In this part of our study we shall limit our inquiry to the static or vertical structure of values, to the hierarchies of values. The horizontal approach corresponds to a dynamic approach, to the dynamic function of goals, to the relationship between goals and individual and group actions.

The vertical structure corresponds to the hierarchy of norms. This hierarchy in turn suggests the morphology, the static relationship of norms.


Empirical and Declaratory Data

There is always a risk of reification of values and norms in our theories, our discussions, even our observations and experimentations (should the latter be feasible at all). Values are not separate entities, independent of man and society. They are symbolic articulations of man's goals or norms of conduct, as well as theoretical constructs. They do appear, however, in our actions and behavior since they may, in certain areas of human activities, set the direction and regulate our actions. It is here, in our action and behavior, as well as in institutions, that their relevance is witnessed.

The ideal norms can be also "registered" rather than "observed" when they appear in the form of an essay, statement, declaration, sermon, or admonition or in the concise style of imperatives and commandments. We may call such data "declaratory data." It is in this declaratory form that we may register at times the real as well as the ideal norms.
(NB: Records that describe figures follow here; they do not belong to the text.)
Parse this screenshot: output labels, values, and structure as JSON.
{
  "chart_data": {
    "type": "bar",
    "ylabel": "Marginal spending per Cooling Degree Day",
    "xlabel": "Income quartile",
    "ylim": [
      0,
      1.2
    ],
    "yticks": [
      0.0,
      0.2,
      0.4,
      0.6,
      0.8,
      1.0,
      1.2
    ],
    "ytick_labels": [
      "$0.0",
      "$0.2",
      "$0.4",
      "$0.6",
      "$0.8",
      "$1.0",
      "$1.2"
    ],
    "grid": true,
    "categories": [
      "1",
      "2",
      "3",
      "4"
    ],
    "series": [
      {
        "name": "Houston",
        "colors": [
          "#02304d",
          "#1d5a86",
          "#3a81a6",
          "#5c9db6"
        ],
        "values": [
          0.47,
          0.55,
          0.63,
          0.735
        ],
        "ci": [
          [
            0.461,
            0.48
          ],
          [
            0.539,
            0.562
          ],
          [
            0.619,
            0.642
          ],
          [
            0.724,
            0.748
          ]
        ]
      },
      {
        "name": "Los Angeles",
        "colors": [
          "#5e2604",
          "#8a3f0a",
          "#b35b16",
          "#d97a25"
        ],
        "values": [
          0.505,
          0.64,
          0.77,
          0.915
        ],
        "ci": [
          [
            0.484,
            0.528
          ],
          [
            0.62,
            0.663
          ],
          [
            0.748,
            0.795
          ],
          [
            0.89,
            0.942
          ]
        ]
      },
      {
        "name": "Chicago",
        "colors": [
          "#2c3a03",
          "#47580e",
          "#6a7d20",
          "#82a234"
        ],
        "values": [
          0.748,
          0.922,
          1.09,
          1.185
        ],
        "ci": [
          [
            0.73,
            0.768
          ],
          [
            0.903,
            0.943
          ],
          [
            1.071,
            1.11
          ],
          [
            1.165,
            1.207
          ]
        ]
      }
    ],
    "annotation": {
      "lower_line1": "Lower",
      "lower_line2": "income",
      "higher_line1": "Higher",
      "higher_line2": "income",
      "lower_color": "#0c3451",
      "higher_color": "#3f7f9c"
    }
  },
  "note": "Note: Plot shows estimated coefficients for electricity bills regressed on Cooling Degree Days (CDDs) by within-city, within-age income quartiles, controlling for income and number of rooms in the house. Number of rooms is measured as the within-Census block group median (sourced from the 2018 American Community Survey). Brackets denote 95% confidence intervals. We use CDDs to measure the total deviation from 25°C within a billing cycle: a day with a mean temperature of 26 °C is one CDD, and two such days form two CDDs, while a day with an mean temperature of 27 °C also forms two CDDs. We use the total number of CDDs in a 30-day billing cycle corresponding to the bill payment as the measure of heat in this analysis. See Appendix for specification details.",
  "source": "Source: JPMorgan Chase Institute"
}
The learned books of Newton of Galileo are not the declaratory data of physics. They are findings, theories, oriented toward the relationship of nondeclaratory data, but facts, extraneous to man and to his observations. But how can we observe values? What we can observe in action (not a form of declaration) is relations between individuals and groups. Values appear as well in an empirical sense of observation and experimentation in a context of actions or behavior.